We develop a mathematical model for the drying of porous media in the presence of gravity. The model incorporates effects of corner flow through macroscopic liquid films that form in the cavities of pore walls, mass transfer by diffusion in the dry regions of the medium, external mass transfer over the surface, and the effect of gravity. We consider two different cases: when gravity opposes liquid flow in the corner films and leads to a stable percolation drying front, and when it acts in the opposite direction. In this part, we develop analytical results when the problem can be cast as an equivalent continuum and described as a one-dimensional (1D) problem. This is always the case when gravity acts against drying by opposing corner flow, or when it enhances drying by increasing corner film flow but it is sufficiently small.
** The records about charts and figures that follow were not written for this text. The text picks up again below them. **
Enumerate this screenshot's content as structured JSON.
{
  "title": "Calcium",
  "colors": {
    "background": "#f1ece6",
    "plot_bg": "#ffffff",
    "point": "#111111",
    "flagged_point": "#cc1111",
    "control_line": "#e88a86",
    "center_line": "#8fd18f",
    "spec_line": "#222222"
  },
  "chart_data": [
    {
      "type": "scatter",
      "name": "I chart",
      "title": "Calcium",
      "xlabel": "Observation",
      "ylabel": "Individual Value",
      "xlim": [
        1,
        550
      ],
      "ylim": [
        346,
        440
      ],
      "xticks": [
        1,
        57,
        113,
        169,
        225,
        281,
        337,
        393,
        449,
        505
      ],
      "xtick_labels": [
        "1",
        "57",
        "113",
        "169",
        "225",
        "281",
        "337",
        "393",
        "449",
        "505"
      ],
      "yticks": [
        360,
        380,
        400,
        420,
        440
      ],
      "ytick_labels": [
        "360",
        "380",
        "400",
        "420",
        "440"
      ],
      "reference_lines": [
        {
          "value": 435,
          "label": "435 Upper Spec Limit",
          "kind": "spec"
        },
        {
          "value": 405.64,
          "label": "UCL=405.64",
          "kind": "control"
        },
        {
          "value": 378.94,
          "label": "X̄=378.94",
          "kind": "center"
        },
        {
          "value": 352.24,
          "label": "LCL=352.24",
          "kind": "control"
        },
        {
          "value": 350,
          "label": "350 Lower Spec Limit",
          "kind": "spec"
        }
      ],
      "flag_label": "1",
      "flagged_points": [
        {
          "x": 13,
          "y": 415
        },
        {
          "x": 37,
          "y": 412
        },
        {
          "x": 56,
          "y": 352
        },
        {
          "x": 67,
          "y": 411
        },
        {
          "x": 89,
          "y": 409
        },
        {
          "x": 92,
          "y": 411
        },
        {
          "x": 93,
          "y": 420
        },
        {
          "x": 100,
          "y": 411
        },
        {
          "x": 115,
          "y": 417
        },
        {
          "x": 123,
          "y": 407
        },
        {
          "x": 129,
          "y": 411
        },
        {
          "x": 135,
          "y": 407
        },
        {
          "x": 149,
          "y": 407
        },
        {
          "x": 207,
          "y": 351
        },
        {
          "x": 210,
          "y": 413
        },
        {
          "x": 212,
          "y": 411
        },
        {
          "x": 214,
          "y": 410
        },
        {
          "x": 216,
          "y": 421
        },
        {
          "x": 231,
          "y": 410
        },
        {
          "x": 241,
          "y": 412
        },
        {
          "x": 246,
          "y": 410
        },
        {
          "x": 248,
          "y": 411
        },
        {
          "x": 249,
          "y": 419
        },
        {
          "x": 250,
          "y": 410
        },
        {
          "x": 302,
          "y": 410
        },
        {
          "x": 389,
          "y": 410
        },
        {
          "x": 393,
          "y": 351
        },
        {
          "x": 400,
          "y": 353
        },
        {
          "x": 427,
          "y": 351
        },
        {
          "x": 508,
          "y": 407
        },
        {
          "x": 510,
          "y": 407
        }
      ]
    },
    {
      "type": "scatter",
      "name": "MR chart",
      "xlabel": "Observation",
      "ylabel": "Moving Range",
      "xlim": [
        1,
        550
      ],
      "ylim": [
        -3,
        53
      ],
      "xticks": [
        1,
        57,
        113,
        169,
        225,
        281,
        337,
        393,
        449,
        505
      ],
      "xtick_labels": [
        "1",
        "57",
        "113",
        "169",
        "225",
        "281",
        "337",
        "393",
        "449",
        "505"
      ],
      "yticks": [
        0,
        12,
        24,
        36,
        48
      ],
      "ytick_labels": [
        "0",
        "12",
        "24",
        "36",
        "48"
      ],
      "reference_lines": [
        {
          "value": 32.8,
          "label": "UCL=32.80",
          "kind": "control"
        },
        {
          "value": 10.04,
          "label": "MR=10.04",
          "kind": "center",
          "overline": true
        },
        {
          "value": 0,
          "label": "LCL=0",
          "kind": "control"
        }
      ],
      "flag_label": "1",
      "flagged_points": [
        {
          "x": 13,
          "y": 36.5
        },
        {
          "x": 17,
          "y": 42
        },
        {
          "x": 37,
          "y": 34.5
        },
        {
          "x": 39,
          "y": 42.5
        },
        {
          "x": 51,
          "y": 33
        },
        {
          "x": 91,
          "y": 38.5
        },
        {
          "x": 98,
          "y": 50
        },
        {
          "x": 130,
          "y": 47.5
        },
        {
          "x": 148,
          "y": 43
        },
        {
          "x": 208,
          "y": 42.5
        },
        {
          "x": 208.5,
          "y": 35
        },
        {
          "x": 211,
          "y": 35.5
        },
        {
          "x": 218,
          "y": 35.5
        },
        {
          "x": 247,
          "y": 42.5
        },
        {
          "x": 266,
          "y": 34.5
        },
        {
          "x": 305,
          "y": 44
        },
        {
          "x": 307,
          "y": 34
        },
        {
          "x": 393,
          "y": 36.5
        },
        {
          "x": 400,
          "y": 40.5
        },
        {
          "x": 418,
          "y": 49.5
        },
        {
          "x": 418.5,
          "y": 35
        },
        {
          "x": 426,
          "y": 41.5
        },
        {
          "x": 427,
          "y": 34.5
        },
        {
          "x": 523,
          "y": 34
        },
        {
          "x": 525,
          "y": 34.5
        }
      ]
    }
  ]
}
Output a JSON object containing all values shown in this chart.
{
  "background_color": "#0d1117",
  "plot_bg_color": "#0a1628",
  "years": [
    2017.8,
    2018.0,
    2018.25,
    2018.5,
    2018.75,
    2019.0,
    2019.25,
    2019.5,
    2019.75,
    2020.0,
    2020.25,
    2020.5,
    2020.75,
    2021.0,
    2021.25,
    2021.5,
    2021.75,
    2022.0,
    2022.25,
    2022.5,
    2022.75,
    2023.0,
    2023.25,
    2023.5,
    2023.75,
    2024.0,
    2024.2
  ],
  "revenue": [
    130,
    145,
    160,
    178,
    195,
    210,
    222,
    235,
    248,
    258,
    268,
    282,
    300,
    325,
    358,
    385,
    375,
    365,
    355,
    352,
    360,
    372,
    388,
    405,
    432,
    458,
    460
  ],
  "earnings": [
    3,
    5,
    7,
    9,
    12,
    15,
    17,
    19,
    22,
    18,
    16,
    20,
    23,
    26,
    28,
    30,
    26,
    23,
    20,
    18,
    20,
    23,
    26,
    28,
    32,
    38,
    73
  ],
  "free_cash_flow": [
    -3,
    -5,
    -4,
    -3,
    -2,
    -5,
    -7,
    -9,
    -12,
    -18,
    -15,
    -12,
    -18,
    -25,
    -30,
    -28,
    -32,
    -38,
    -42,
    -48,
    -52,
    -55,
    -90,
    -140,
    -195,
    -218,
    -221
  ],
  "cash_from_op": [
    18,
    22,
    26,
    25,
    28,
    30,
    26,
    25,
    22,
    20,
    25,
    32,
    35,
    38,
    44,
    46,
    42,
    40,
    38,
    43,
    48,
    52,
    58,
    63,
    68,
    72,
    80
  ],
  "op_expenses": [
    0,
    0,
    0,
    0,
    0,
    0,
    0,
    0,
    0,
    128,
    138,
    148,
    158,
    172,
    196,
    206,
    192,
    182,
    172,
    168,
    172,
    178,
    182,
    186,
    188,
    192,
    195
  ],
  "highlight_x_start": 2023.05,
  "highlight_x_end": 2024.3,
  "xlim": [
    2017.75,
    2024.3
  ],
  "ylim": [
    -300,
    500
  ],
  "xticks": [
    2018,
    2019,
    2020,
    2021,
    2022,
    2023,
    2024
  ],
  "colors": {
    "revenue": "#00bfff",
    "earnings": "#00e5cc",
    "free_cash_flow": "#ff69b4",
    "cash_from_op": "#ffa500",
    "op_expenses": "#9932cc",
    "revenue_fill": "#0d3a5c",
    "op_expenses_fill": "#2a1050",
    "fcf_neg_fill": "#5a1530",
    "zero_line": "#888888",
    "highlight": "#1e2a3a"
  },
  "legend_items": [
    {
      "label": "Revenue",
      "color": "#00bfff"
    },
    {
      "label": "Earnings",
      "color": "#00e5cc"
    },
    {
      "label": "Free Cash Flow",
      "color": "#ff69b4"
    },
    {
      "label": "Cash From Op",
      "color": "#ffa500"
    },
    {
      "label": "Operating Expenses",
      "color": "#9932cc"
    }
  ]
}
We obtain results for all relevant variables, including drying rates, extent of the macroscopic film region, and the demarkation of the two different regimes of constant rate period and falling rate period, respectively. The effects of dimensionless variables, such as the bond number, the capillary number, and the Sherwood number for external mass transfer are investigated. When gravity acts to enhance drying, a 1D solution is still possible if an appropriately defined Rayleigh number is above a critical threshold. We derive a linear stability analysis of a model problem under this condition that verifies front stability. Further analysis of this problem, when the Rayleigh number is below critical, requires a pore-network simulator which will be the focus of future work.